Foo Fighters
Concrete and Gold
RCA/ROSWELL
4/10
There can’t be many experiences more godlike than that of being a rock star performing a classic hit—tens of thousands singing every word of a chorus you once penned in your bedroom, reaching toward you from yards away as if your very touch would make them whole. All things considered, that setting must make it all the more heart-sinking when you play a lesser-known new song and see those same masses of people start looking at their phones and leaving to grab more beer. Concrete and Gold tries its hardest to escape the inevitable, but still cements Foo Fighters in the past-their-prime phase, where, although “My Hero” and “Everlong” will sell out stadiums until their final day, new material is just no longer exciting, and when performed, it feels like it’s more for the band than for the audience.
Foo Fighters have one of the most consistent hit lists of any group of their era, landing memorable singles as recently as “Walk” and “Rope” from 2011’s Wasting Light. But 2014’s Sonic Highways saw them at their least inspired ever, and while Concrete and Gold is an improvement, it has all the grating screams, simplistic lyrical content, and distortion pedal stomping without the songwriting savvy from Dave Grohl that usually justifies the horseplay.
The album begins with “T-Shirt,” in which Grohl softly sings a short poem that could be his entire artistic mantra over some acoustic guitar: “I don’t wanna be king / I just wanna sing a love song… I don’t wanna be queen / Just trying to keep my t-shirt clean.” That line gives way to full-band ambush. If the Foos think this whisper-to-yell, acoustic-to-overdrive transition is still shocking and exhilarating, I saw it coming from about nine albums away. Lead single “Run” follows with a chorus that would be touching if not for the shrill breakdowns in between sections, which are comprised of one-note, ad nauseum string bends and Grohl screaming in full metalcore mode.
The unexpected high point of the album is “Sunday Rain,” where drummer Taylor Hawkins gives such an impressive performance on lead vocals that he and Grohl may want to consider switching roles for an entire album. The kick drum rings with the sort of imperfect overtone that would normally never make it out of the Foos’ chrome recording process, adding a ruggedness that the album’s production needs badly. If only every song on Concrete and Gold was this much fun. “La Dee Da” verges on greatness, but it has the sort of exciting rhythm to which Grohl used to be able to attach an even better second hook.
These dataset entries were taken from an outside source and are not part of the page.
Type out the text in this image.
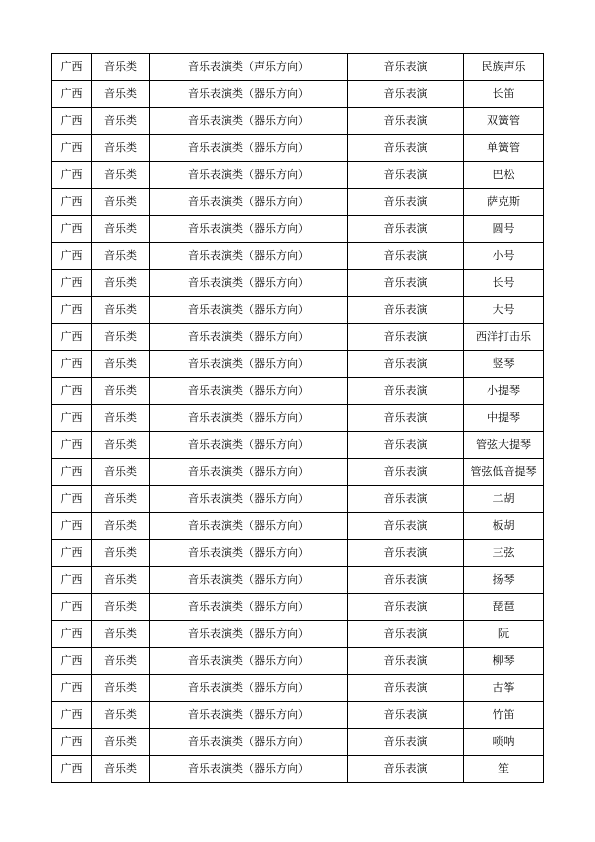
广西	音乐类	音乐表演类（声乐方向）	音乐表演	民族声乐
广西	音乐类	音乐表演类（器乐方向）	音乐表演	长笛
广西	音乐类	音乐表演类（器乐方向）	音乐表演	双簧管
广西	音乐类	音乐表演类（器乐方向）	音乐表演	单簧管
广西	音乐类	音乐表演类（器乐方向）	音乐表演	巴松
广西	音乐类	音乐表演类（器乐方向）	音乐表演	萨克斯
广西	音乐类	音乐表演类（器乐方向）	音乐表演	圆号
广西	音乐类	音乐表演类（器乐方向）	音乐表演	小号
广西	音乐类	音乐表演类（器乐方向）	音乐表演	长号
广西	音乐类	音乐表演类（器乐方向）	音乐表演	大号
广西	音乐类	音乐表演类（器乐方向）	音乐表演	西洋打击乐
广西	音乐类	音乐表演类（器乐方向）	音乐表演	竖琴
广西	音乐类	音乐表演类（器乐方向）	音乐表演	小提琴
广西	音乐类	音乐表演类（器乐方向）	音乐表演	中提琴
广西	音乐类	音乐表演类（器乐方向）	音乐表演	管弦大提琴
广西	音乐类	音乐表演类（器乐方向）	音乐表演	管弦低音提琴
广西	音乐类	音乐表演类（器乐方向）	音乐表演	二胡
广西	音乐类	音乐表演类（器乐方向）	音乐表演	板胡
广西	音乐类	音乐表演类（器乐方向）	音乐表演	三弦
广西	音乐类	音乐表演类（器乐方向）	音乐表演	扬琴
广西	音乐类	音乐表演类（器乐方向）	音乐表演	琵琶
广西	音乐类	音乐表演类（器乐方向）	音乐表演	阮
广西	音乐类	音乐表演类（器乐方向）	音乐表演	柳琴
广西	音乐类	音乐表演类（器乐方向）	音乐表演	古筝
广西	音乐类	音乐表演类（器乐方向）	音乐表演	竹笛
广西	音乐类	音乐表演类（器乐方向）	音乐表演	唢呐
广西	音乐类	音乐表演类（器乐方向）	音乐表演	笙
Shamelessly heavy-handed as the record is, Grohl states at the beginning of the album that sophistication is not his aim. None of the Foo Fighters are scoring movies or learning to play the sitar in between albums, and if they don’t feel the need to explore beyond the classic garage methodology, why should they? When you picture the band in the studio, exchanging gummy grins and high-fiving, indifferent to how predictable or sophomoric these songs will be perceived, there is a rare virtue within it all: gut. Most musicians of Foo Fighters’ magnitude become fastidiously focused on greatness itself, ignoring their intuition and feel in the process, so that the final product is too cerebral and overwrought. The Foos’ collective gut has served them excellently in the past, yielding life-changing anthems, but as every great rock band eventually must face, that greatness is evidently behind them now.